Она дарит мне возможность закончить эту ссору, и раньше я всегда принимала протянутую мне руку. Всегда уступала, чтобы заключить перемирие, потому что оно того стоило. Потому что, кроме нее, у меня никого не было. Но теперь кое-что изменилось.
– А как же все остальное? – спрашиваю я. – Ты подарила мне жизнь, но этого мало, чтобы называть себя матерью.
Она мотает головой.
– Не смей.
Но меня уже не остановить. Я наконец-то могу озвучить все, что пульсировало в моих жилах столько лет.
– Не делай вид, что не понимаешь. Ты постоянно делаешь мне больно, мам.
– По-твоему, мне не больно? – Ее глаза сверкают, трясущиеся руки смахивают с лица волосы. – А? Как по-твоему? Как же я, Марго?
Как будто мы не отвечали на этот вопрос всю мою жизнь. И это становится последней каплей. В одну секунду я принимаю решение. Я стою перед ней, задыхаясь от боли и одиночества, а она спрашивает: «Как же я?»
– Не знаю. Тебе видней, – говорю я. Наверное, мне должно быть сложнее говорить с ней в таком тоне. Но мне вдруг становится очень легко – как будто ветерком обдало. – Вот правда, мам. Мне все равно.
Я жду какой-нибудь реакции. Боли или, может быть, ответного облегчения. Но она лишь смеется. На ее лице появляется то самое безразличное выражение, которым заканчивается каждая наша ссора. Не понимаю, как ей удается так быстро переключаться, как получается, что за считанные секунды важные вещи перестают иметь для нее значение.
– Я уже сказала, Марго. Я не буду это обсуждать. У меня обеденный перерыв, маленькая ты засранка, и я не буду тратить его на такие вещи. – Она кивает на телефонную будку, на Библию и фотографию. – Верни ее Фрэнку. Не знаю, сколько ты за нее заплатила, но она того не стоит. О том, откуда у тебя деньги, мы еще поговорим.

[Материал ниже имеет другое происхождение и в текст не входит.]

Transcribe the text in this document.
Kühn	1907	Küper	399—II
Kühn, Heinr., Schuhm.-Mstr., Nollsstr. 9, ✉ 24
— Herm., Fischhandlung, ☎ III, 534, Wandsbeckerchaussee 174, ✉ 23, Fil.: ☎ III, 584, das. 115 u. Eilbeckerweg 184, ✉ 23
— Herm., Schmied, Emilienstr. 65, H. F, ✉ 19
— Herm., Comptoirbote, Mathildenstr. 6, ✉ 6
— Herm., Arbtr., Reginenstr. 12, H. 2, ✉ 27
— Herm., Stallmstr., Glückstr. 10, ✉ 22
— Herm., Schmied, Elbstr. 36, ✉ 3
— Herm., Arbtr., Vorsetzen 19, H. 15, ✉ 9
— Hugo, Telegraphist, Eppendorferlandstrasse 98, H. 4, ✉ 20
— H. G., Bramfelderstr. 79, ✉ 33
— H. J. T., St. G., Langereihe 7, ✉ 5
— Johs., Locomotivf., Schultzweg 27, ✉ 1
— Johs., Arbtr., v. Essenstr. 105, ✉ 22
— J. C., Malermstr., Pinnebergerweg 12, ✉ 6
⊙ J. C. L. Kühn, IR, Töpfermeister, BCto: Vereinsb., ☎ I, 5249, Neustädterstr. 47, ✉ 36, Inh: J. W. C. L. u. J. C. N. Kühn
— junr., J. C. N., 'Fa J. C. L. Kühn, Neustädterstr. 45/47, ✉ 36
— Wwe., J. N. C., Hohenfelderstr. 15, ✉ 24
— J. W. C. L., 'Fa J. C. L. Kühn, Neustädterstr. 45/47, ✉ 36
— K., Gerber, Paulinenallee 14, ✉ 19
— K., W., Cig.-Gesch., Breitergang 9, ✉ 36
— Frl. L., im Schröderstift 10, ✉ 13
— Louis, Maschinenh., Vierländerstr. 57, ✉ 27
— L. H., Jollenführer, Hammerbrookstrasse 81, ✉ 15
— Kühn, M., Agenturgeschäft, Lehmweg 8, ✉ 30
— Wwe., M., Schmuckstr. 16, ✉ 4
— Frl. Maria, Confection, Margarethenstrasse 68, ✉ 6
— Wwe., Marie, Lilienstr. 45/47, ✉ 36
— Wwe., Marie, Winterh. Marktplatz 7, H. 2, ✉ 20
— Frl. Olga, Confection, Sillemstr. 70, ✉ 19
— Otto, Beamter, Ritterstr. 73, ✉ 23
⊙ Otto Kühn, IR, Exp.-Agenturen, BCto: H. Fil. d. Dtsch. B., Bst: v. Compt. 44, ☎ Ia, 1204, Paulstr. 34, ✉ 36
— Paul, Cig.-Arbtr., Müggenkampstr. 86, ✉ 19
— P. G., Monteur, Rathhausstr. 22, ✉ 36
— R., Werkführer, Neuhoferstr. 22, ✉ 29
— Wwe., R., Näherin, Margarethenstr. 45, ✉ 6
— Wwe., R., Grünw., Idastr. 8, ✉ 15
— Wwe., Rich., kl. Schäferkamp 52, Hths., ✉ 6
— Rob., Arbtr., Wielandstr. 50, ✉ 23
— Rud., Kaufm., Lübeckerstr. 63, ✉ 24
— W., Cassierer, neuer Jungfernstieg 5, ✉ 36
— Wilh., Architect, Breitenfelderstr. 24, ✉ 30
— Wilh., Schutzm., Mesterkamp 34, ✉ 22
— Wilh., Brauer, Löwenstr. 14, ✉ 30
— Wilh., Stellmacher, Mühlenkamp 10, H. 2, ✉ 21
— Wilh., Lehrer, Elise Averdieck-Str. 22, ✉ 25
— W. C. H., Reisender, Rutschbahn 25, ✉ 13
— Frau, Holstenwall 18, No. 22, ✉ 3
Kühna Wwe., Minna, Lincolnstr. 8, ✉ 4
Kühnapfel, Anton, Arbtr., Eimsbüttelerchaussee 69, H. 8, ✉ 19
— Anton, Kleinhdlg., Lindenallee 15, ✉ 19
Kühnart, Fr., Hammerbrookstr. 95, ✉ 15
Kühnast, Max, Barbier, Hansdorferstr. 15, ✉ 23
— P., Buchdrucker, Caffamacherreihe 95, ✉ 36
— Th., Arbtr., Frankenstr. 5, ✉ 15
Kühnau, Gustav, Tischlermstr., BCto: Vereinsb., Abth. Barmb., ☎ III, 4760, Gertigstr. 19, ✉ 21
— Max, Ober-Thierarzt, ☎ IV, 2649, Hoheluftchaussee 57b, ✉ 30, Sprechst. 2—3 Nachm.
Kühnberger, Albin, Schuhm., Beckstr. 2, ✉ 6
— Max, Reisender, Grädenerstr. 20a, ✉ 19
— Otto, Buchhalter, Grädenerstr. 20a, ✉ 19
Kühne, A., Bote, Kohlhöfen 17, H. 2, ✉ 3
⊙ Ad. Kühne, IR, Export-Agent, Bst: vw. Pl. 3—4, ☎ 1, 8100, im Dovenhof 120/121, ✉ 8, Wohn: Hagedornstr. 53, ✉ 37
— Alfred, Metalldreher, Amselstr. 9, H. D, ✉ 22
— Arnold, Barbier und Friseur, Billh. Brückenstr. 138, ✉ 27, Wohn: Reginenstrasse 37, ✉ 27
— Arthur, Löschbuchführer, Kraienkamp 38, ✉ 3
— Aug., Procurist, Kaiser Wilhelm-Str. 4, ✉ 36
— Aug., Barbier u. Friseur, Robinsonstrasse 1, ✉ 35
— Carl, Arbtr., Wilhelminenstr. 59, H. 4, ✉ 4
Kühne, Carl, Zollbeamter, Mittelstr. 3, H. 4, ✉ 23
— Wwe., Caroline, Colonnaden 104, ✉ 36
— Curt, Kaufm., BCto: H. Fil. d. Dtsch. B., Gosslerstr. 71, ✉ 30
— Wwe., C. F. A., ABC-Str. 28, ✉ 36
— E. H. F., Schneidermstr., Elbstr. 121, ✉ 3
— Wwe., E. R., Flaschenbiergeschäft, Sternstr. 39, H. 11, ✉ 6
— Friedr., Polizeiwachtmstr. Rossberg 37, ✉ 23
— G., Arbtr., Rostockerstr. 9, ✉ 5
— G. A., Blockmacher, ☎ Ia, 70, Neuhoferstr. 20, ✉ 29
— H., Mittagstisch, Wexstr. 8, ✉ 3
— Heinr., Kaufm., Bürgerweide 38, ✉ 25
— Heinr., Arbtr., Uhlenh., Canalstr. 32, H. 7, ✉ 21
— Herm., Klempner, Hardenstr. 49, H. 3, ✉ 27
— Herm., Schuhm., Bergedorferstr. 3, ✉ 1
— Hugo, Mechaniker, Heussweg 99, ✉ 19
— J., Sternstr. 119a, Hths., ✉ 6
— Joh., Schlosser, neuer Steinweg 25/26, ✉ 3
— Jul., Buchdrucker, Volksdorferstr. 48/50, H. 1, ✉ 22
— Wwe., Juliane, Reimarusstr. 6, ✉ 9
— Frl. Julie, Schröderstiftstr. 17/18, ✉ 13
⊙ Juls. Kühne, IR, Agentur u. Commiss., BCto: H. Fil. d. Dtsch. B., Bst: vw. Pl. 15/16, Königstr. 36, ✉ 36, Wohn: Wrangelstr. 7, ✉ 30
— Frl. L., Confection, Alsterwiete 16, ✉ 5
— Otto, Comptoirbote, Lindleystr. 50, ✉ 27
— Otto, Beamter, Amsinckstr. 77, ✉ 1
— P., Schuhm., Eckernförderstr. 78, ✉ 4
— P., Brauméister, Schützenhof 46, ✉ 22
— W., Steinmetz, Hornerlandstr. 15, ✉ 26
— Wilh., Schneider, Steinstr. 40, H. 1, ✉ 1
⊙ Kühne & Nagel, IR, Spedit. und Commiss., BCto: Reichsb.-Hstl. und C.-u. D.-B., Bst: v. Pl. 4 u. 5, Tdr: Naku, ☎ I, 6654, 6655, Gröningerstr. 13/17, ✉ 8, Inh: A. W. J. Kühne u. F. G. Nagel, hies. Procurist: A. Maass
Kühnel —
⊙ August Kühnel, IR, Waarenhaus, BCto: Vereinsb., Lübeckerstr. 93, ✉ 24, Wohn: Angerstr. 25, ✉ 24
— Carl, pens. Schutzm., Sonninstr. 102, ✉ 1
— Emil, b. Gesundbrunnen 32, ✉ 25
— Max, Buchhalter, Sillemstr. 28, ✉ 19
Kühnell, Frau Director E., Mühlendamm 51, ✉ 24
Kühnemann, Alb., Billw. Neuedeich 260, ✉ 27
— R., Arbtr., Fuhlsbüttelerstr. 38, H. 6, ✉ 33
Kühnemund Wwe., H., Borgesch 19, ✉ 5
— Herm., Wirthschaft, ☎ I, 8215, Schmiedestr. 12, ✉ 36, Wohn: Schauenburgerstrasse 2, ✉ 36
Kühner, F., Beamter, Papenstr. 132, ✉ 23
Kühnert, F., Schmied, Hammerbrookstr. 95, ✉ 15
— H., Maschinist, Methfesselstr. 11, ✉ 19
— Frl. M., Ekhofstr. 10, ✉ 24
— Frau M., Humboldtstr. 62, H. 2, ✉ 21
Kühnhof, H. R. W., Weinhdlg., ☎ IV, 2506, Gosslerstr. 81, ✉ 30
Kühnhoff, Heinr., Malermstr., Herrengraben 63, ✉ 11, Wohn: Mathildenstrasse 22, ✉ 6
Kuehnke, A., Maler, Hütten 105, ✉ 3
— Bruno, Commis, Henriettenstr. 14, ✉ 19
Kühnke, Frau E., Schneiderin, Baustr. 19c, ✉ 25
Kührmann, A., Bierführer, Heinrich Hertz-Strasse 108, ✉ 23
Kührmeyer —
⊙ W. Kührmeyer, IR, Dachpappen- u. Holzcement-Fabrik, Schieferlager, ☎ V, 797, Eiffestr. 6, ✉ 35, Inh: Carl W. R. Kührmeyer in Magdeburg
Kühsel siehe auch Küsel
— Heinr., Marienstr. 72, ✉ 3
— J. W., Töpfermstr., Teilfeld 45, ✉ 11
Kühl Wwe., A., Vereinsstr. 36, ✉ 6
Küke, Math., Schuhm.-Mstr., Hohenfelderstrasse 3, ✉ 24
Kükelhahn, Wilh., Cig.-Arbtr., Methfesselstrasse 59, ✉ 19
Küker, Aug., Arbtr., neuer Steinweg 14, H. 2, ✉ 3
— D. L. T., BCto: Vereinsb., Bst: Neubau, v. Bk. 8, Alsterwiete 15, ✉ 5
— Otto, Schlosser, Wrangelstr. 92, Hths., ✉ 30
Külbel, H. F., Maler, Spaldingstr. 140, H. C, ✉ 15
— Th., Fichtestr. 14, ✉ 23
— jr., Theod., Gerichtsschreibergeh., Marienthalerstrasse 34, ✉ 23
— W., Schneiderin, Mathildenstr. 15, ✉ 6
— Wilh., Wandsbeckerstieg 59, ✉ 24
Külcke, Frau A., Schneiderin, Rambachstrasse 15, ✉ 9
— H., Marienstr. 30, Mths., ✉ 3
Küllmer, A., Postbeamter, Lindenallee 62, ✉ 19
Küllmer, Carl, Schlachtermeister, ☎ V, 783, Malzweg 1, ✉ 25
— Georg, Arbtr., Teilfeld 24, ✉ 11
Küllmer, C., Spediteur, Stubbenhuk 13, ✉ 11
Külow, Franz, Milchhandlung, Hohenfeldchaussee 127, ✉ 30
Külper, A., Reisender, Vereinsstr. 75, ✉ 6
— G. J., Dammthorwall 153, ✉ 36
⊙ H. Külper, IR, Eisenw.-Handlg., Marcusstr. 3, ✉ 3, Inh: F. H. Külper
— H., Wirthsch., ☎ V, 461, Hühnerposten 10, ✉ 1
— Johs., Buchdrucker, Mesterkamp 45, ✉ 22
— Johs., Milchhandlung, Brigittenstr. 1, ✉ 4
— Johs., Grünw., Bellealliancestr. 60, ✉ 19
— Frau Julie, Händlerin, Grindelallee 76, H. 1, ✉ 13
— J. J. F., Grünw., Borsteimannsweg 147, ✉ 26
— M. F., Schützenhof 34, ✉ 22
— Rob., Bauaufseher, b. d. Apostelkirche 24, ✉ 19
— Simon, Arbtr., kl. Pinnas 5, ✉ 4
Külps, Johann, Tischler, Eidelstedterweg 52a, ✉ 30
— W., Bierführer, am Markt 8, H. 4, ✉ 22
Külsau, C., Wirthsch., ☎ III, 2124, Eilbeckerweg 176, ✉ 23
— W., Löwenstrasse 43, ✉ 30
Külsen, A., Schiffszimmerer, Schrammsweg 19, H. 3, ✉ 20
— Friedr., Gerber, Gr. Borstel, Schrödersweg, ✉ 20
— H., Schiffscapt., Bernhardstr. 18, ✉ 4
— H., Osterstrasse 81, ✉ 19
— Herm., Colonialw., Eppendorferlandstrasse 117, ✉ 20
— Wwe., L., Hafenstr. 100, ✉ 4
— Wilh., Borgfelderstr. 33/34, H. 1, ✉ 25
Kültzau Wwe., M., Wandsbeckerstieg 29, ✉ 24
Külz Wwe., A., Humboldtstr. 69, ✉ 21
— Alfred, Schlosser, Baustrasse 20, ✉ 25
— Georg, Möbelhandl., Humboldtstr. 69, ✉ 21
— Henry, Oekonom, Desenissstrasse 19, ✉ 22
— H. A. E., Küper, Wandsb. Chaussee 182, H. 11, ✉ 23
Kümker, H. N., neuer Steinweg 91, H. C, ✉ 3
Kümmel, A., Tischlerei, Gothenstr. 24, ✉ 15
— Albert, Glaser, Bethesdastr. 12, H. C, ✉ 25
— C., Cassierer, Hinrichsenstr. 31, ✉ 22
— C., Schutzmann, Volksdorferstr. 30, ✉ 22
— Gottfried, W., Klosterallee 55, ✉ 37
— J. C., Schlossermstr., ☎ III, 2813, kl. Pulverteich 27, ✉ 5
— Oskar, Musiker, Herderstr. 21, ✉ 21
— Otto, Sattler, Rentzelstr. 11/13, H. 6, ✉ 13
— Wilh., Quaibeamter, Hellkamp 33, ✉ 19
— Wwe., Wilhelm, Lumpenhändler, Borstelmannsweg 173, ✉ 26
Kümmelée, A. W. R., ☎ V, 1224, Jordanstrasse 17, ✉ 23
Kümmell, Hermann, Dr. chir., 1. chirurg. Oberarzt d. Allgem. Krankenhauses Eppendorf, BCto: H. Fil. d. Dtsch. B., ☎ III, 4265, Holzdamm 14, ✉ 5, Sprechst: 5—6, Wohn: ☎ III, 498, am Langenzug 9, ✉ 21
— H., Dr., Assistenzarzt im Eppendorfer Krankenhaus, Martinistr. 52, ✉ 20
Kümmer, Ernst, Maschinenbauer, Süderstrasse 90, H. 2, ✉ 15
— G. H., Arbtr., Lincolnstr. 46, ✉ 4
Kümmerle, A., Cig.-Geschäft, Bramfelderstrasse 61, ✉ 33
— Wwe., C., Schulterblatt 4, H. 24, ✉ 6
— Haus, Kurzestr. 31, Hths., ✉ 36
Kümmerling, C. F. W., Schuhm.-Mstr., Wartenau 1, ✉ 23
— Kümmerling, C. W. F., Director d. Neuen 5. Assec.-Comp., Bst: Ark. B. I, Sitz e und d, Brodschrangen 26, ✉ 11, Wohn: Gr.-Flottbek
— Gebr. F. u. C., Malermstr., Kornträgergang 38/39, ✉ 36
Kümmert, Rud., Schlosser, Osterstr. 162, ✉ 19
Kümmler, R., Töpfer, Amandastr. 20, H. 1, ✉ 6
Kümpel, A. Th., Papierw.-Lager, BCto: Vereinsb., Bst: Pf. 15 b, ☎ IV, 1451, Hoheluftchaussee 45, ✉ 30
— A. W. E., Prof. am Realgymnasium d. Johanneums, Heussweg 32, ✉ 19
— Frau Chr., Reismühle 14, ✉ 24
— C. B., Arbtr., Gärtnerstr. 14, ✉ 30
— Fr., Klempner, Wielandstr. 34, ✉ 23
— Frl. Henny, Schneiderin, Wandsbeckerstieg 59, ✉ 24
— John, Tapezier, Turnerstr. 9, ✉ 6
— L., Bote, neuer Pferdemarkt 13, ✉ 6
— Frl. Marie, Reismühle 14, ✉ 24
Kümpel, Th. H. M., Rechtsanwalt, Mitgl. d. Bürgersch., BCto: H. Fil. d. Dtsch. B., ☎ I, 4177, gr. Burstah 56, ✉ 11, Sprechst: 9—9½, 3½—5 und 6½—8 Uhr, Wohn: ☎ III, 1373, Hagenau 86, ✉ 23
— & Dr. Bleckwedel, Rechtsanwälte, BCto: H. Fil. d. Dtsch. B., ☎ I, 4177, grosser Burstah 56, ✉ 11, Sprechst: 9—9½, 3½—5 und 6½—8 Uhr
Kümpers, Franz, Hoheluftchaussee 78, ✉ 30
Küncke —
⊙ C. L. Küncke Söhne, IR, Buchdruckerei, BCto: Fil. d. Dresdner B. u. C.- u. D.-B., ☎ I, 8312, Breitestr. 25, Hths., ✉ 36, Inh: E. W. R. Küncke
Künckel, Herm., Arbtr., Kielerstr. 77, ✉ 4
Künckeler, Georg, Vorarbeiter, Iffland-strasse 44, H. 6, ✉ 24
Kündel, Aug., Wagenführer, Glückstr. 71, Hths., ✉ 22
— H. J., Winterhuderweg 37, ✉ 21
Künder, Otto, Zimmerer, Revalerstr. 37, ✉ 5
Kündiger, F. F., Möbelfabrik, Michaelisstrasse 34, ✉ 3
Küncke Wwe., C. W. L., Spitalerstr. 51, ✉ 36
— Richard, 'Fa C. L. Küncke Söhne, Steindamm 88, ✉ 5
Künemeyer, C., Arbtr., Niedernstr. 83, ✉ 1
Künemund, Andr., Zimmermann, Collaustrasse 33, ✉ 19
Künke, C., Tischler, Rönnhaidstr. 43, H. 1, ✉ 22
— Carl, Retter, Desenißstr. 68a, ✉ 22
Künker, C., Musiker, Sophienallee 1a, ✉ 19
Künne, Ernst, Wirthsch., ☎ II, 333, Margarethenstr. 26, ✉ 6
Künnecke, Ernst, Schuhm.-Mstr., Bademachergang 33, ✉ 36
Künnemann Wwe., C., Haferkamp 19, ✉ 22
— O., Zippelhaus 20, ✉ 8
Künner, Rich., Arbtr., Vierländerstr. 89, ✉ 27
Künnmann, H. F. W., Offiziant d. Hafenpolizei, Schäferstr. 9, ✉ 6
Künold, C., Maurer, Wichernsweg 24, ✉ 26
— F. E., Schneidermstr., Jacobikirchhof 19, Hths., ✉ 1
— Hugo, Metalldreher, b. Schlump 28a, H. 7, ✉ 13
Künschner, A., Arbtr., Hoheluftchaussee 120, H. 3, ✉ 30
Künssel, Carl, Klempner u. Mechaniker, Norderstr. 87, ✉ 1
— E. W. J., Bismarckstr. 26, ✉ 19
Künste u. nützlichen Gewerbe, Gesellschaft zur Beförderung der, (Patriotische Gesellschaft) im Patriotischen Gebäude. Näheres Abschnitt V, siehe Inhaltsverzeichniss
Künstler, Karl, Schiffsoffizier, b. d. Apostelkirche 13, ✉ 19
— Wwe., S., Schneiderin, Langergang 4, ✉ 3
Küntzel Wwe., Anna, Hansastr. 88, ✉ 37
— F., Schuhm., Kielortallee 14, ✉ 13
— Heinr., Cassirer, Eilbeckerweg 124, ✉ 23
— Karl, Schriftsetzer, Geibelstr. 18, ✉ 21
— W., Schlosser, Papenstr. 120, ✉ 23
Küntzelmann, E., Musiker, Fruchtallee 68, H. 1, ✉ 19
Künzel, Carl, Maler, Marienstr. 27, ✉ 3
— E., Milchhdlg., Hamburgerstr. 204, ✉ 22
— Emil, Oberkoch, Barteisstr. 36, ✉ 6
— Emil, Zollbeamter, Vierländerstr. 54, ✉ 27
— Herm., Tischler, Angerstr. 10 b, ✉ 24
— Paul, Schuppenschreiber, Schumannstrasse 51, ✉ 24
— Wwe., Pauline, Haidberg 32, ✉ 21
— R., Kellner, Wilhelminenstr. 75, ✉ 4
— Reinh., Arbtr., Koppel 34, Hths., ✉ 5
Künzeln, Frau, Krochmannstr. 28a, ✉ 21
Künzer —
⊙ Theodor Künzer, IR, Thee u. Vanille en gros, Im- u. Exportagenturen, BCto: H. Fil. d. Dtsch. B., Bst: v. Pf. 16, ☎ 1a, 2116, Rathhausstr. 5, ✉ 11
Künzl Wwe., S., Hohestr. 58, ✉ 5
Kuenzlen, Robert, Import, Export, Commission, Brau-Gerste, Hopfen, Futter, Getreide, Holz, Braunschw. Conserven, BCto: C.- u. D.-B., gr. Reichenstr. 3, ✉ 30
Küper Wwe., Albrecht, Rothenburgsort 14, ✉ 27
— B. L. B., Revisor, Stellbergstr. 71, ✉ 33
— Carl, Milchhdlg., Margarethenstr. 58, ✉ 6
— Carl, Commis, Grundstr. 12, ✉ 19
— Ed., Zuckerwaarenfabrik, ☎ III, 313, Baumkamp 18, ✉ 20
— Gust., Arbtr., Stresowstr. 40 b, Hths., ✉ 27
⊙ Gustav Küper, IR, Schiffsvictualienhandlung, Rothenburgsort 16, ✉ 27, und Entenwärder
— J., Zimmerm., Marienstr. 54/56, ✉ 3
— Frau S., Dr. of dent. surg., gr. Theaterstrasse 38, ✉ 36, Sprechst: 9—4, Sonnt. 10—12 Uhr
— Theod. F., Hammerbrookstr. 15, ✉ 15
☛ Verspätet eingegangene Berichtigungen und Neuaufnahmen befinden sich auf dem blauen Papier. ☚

Она не понимает, что только что произошло. Я убеждаю себя в этом, когда она садится в машину и отъезжает от тротуара. Она не понимает, что этот разговор, это ее отрицание – ровно то, что мне было нужно. Теперь я готова уйти.
И даже если она поняла, я не уверена, что она попросит меня остаться.
Остаток дня я провожу в закусочной и жду, когда стемнеет, чтобы вернуться домой. Мама уже спит. Она не просыпается, когда я прокрадываюсь в спальню, чтобы достать из-под матраса остальные деньги. Не просыпается, пока я меряю шагами гостиную в ожидании рассвета.
«Мы с тобой одни на всем свете». Она считает, что так будет всегда. Раньше я тоже так думала.
Наконец горизонт светлеет, и я понимаю, что время пришло. Я вкладываю три двадцатки между страниц Библии и прячу ее в шкафчике над плитой, а фотографию и остатки налички убираю в карман. Если ей понадобятся деньги, она их найдет. Это то, что я могу для нее сделать.
На улице еще держатся остатки ночной свежести. Я распускаю косу, и волосы рассыпаются по плечам. У меня нет ни телефона, ни паспорта, но меня манит свет фонарей вдоль шоссе. Мимо проносится машина, и я даже не знаю, в какую мне сторону, на восток или на запад, но зато точно знаю, куда мне нужно. В Фален.